Hanns Bötticher, alias Ringelnatz, dichtete über das Liebesleben von Seepferdchen, Blindschleichen oder Hunden. Sein eigner Hund, Frau Werner, starb am 22.6.1931 - und bekam natürlich auch 'n Gedicht. Autor: Michael Skasa
Der Typ war umtriebig und nicht besonders gutbürgerlich. Schwänzte den Unterricht und ließ sich derweil tätowieren; also flog er raus in seiner Heimatstadt Wurzen an der Mulde, tief im Sachsenland. Das Abitur machte er dann auf einer Privatschule, dampfte ab zur See, vier Jahre immerhin als Matrose; schlug sich danach in drei Dutzend Berufen durchs mehr und mehr versoffne Leben, war Bibliothekar und Fremdenführer, Buchhalter und Schaufensterdekorateur, Schausteller, Werbetexter, Besitzer eines Tabakladens und - Verseklöppler.
Kabarettfähige Flöhe
Er machte sich Reime auf die kleine Welt um ihn her, auf Flöhe, auf spielende Kinder und schwankende Seemänner. Die Verse waren wie aus der Hosentasche gebröckelt, skurril, bisweilen absurd, oft derb wie die Reime aus Straßenkindermund. Das war ihr Reiz, das machte sie - wenn schon nicht gesellschafts- so doch kabarettfähig.

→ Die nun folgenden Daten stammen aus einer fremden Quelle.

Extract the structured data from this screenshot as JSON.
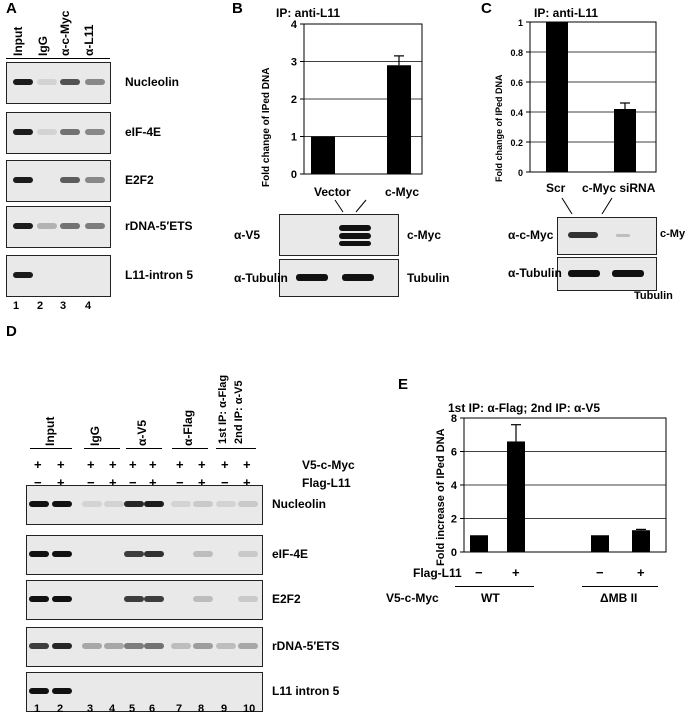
{
  "panelA": {
    "letter": "A",
    "lane_headers": [
      "Input",
      "IgG",
      "α-c-Myc",
      "α-L11"
    ],
    "rows": [
      "Nucleolin",
      "eIF-4E",
      "E2F2",
      "rDNA-5′ETS",
      "L11-intron 5"
    ],
    "lane_numbers": [
      "1",
      "2",
      "3",
      "4"
    ]
  },
  "panelB": {
    "letter": "B",
    "title": "IP: anti-L11",
    "ylabel": "Fold change of IPed DNA",
    "categories": [
      "Vector",
      "c-Myc"
    ],
    "blot_rows": [
      {
        "antibody": "α-V5",
        "target": "c-Myc"
      },
      {
        "antibody": "α-Tubulin",
        "target": "Tubulin"
      }
    ]
  },
  "panelC": {
    "letter": "C",
    "title": "IP: anti-L11",
    "ylabel": "Fold change of IPed DNA",
    "categories": [
      "Scr",
      "c-Myc siRNA"
    ],
    "blot_rows": [
      {
        "antibody": "α-c-Myc",
        "target": "c-Myc"
      },
      {
        "antibody": "α-Tubulin",
        "target": "Tubulin"
      }
    ]
  },
  "panelD": {
    "letter": "D",
    "group_headers": [
      "Input",
      "IgG",
      "α-V5",
      "α-Flag",
      "1st IP: α-Flag",
      "2nd IP: α-V5"
    ],
    "v5_row_label": "V5-c-Myc",
    "flag_row_label": "Flag-L11",
    "v5_signs": [
      "+",
      "+",
      "+",
      "+",
      "+",
      "+",
      "+",
      "+",
      "+",
      "+"
    ],
    "flag_signs": [
      "−",
      "+",
      "−",
      "+",
      "−",
      "+",
      "−",
      "+",
      "−",
      "+"
    ],
    "rows": [
      "Nucleolin",
      "eIF-4E",
      "E2F2",
      "rDNA-5′ETS",
      "L11 intron 5"
    ],
    "lane_numbers": [
      "1",
      "2",
      "3",
      "4",
      "5",
      "6",
      "7",
      "8",
      "9",
      "10"
    ]
  },
  "panelE": {
    "letter": "E",
    "title": "1st IP: α-Flag; 2nd IP: α-V5",
    "ylabel": "Fold increase of IPed DNA",
    "flag_label": "Flag-L11",
    "flag_signs": [
      "−",
      "+",
      "−",
      "+"
    ],
    "v5_label": "V5-c-Myc",
    "groups": [
      "WT",
      "ΔMB II"
    ]
  },
  "chart_data": [
    {
      "type": "bar",
      "title": "IP: anti-L11",
      "ylabel": "Fold change of IPed DNA",
      "categories": [
        "Vector",
        "c-Myc"
      ],
      "values": [
        1,
        2.9
      ],
      "errors": [
        0,
        0.25
      ],
      "ylim": [
        0,
        4
      ],
      "yticks": [
        0,
        1,
        2,
        3,
        4
      ],
      "grid": true
    },
    {
      "type": "bar",
      "title": "IP: anti-L11",
      "ylabel": "Fold change of IPed DNA",
      "categories": [
        "Scr",
        "c-Myc siRNA"
      ],
      "values": [
        1,
        0.42
      ],
      "errors": [
        0,
        0.04
      ],
      "ylim": [
        0,
        1
      ],
      "yticks": [
        0,
        0.2,
        0.4,
        0.6,
        0.8,
        1
      ],
      "ytick_labels": [
        "0",
        "0.2",
        "0.4",
        "0.6",
        "0.8",
        "1"
      ],
      "grid": true
    },
    {
      "type": "bar",
      "title": "1st IP: α-Flag; 2nd IP: α-V5",
      "ylabel": "Fold increase of IPed DNA",
      "categories": [
        "WT −",
        "WT +",
        "ΔMB II −",
        "ΔMB II +"
      ],
      "values": [
        1,
        6.6,
        1,
        1.3
      ],
      "errors": [
        0,
        1.0,
        0,
        0.05
      ],
      "ylim": [
        0,
        8
      ],
      "yticks": [
        0,
        2,
        4,
        6,
        8
      ],
      "grid": true
    }
  ]
}
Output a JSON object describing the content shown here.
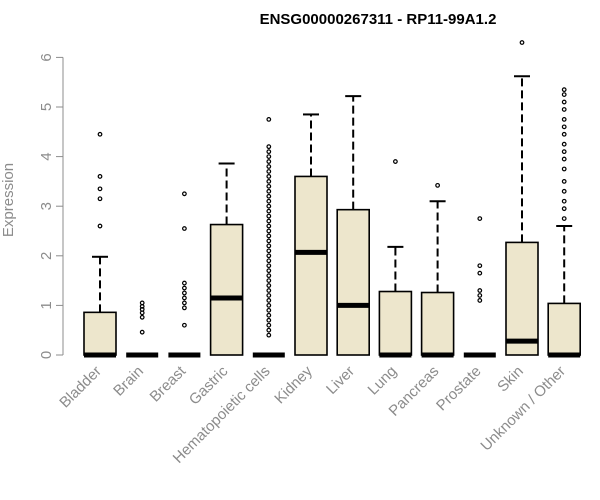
{
  "chart_data": {
    "type": "boxplot",
    "title": "ENSG00000267311 - RP11-99A1.2",
    "ylabel": "Expression",
    "xlabel": "",
    "ylim": [
      0,
      6.3
    ],
    "yticks": [
      0,
      1,
      2,
      3,
      4,
      5,
      6
    ],
    "grid": false,
    "colors": {
      "box_fill": "#ede6cc",
      "stroke": "#000000",
      "axis_text": "#8c8c8c"
    },
    "categories": [
      "Bladder",
      "Brain",
      "Breast",
      "Gastric",
      "Hematopoietic cells",
      "Kidney",
      "Liver",
      "Lung",
      "Pancreas",
      "Prostate",
      "Skin",
      "Unknown / Other"
    ],
    "boxes": [
      {
        "category": "Bladder",
        "min": 0,
        "q1": 0,
        "median": 0,
        "q3": 0.86,
        "max": 1.98,
        "outliers": [
          2.6,
          3.15,
          3.35,
          3.6,
          4.45
        ]
      },
      {
        "category": "Brain",
        "min": 0,
        "q1": 0,
        "median": 0,
        "q3": 0,
        "max": 0,
        "outliers": [
          0.46,
          0.76,
          0.85,
          0.92,
          0.98,
          1.05
        ]
      },
      {
        "category": "Breast",
        "min": 0,
        "q1": 0,
        "median": 0,
        "q3": 0,
        "max": 0,
        "outliers": [
          0.6,
          0.95,
          1.05,
          1.15,
          1.25,
          1.35,
          1.45,
          2.55,
          3.25
        ]
      },
      {
        "category": "Gastric",
        "min": 0,
        "q1": 0,
        "median": 1.15,
        "q3": 2.63,
        "max": 3.86,
        "outliers": []
      },
      {
        "category": "Hematopoietic cells",
        "min": 0,
        "q1": 0,
        "median": 0,
        "q3": 0,
        "max": 0,
        "outliers": [
          0.4,
          0.5,
          0.6,
          0.7,
          0.8,
          0.9,
          1.0,
          1.1,
          1.2,
          1.3,
          1.4,
          1.5,
          1.6,
          1.7,
          1.8,
          1.9,
          2.0,
          2.1,
          2.2,
          2.3,
          2.4,
          2.5,
          2.6,
          2.7,
          2.8,
          2.9,
          3.0,
          3.1,
          3.2,
          3.3,
          3.4,
          3.5,
          3.6,
          3.7,
          3.8,
          3.9,
          4.0,
          4.1,
          4.2,
          4.75
        ]
      },
      {
        "category": "Kidney",
        "min": 0,
        "q1": 0,
        "median": 2.07,
        "q3": 3.6,
        "max": 4.85,
        "outliers": []
      },
      {
        "category": "Liver",
        "min": 0,
        "q1": 0,
        "median": 1.0,
        "q3": 2.93,
        "max": 5.22,
        "outliers": []
      },
      {
        "category": "Lung",
        "min": 0,
        "q1": 0,
        "median": 0,
        "q3": 1.28,
        "max": 2.18,
        "outliers": [
          3.9
        ]
      },
      {
        "category": "Pancreas",
        "min": 0,
        "q1": 0,
        "median": 0,
        "q3": 1.26,
        "max": 3.1,
        "outliers": [
          3.42
        ]
      },
      {
        "category": "Prostate",
        "min": 0,
        "q1": 0,
        "median": 0,
        "q3": 0,
        "max": 0,
        "outliers": [
          1.1,
          1.2,
          1.3,
          1.65,
          1.8,
          2.75
        ]
      },
      {
        "category": "Skin",
        "min": 0,
        "q1": 0,
        "median": 0.28,
        "q3": 2.27,
        "max": 5.62,
        "outliers": [
          6.3
        ]
      },
      {
        "category": "Unknown / Other",
        "min": 0,
        "q1": 0,
        "median": 0,
        "q3": 1.04,
        "max": 2.6,
        "outliers": [
          2.75,
          2.95,
          3.1,
          3.3,
          3.5,
          3.75,
          3.95,
          4.1,
          4.25,
          4.45,
          4.6,
          4.75,
          4.95,
          5.1,
          5.25,
          5.35
        ]
      }
    ]
  }
}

Meine Stellung habe ich verloren, / Weil ich meinem Chef zu hässlich bin.
Und nun habe ich ein Mädchen geboren, / Wo keinen Vater hat und kein Kinn...
So konnten seine Gedichte beginnen - und dann noch krasser weitergehn. Und die weintrinkenden Bürger hauten sich feixend auf die Schenkel dabei und sagten, das sei schon ’ne Type, dieser Ringelnatz, geborner Hanns Bötticher, all die kleinen Frechheiten und Ferkeleien: einfach eine Wucht.
Was ihm übern Weg lief, wurde bedichtet:
Als ich noch ein Seepferdchen war, / im vorigen Leben
da war “die zierlichste aller Seestuten“ seine Geliebte -
die wieherte nicht und äpfelte nicht -
er aber fing eine “Liebschaft mit einer Blindschleiche“ an:
Allmittags haben gemeinsam wir / Am gleichen Tisch gesessen,
Sie Regenwürmer mit zwei Tropfen Bier / Ich totere Delikatessen.
Sie war so appetitlich und nett, / Sie schlief Nacht über in meinem Bett
Als wie ein kühlender Schmuckreif am Hals...
Von da zur Verehrung der Hochseekuh war’s nur ein Rösselsprung:
Die Kuh hat einen Sonnenstich / Und riecht nach Zimt und Nelken / Ohei! - Uha!
Und unter Wasser kann sie sich / Mit ihren Hufen melken. / Ohei - Uha!
Die echten Wiesenkühe aber beneidete er um ihre „rührenden Rotzmäuler“ und die “warmen Mastbäuche“, woran “ihre Euter schwappeln und schlenkern / so hunds-glücklich gemein“, und dann träumte er von einem am ganzen Körper rasierten Igel und von einem kecken Kater, der sich mühte, rücklings die ballistische Kurve einer Rakete nachzupinkeln, und von einem Hund, dem übel wird:
Wenn ein Hündchen kotzt - / Öffentlich genau so wie zu Hause -
Sollst du mit ihm leiden, / Maulkorb ihm durchschneiden;
Denn sonst wirkt der Korb wie eine Brause.
Und dann mochte er natürlich Hunde, so nebenher, weil sie so drollig waren:
Wolleball hieß ein kleiner Hund, / Über den ein jeder lachte,
Weil er keine Beine hatte und / So viel süße Schweinereien machte.
Und sein Wolleball war gut. Er grollte / Nie. Ein einzig Mal nur biss
Er nach mir, als ich verhindern wollte, / Dass er wieder in die Hausschuh schiss.
Frau Werner hieß das Tier
Noch einen Hund hatte Ringelnatz, eine Hündin, aber allzu viel Zeit zum Treusein und Gassigehen brachte unser lungenkrank trinkfroher Dichter nicht für sie auf. Immerhin schrieb er ihr ein Toten-Gedicht für den Hundehimmel.
Frau Werner hieß das Tier (22. Juni 1931)
Mein Hund, den ich einmal an Oertners gab,
Weil sie ihn überlieb gewonnen hatten,
Den mussten sie heute bestatten. / Betteten ihn in ein Hundegrab.
Eine Terrierhündin, die vierzehn Jahr
Alt wurde und Kriegskameradin war,
Ist sanft und rührend entschlafen. / Nun weinen die Oertners, die braven.
Mich tröstet traurig: So ging’s, so geht’s.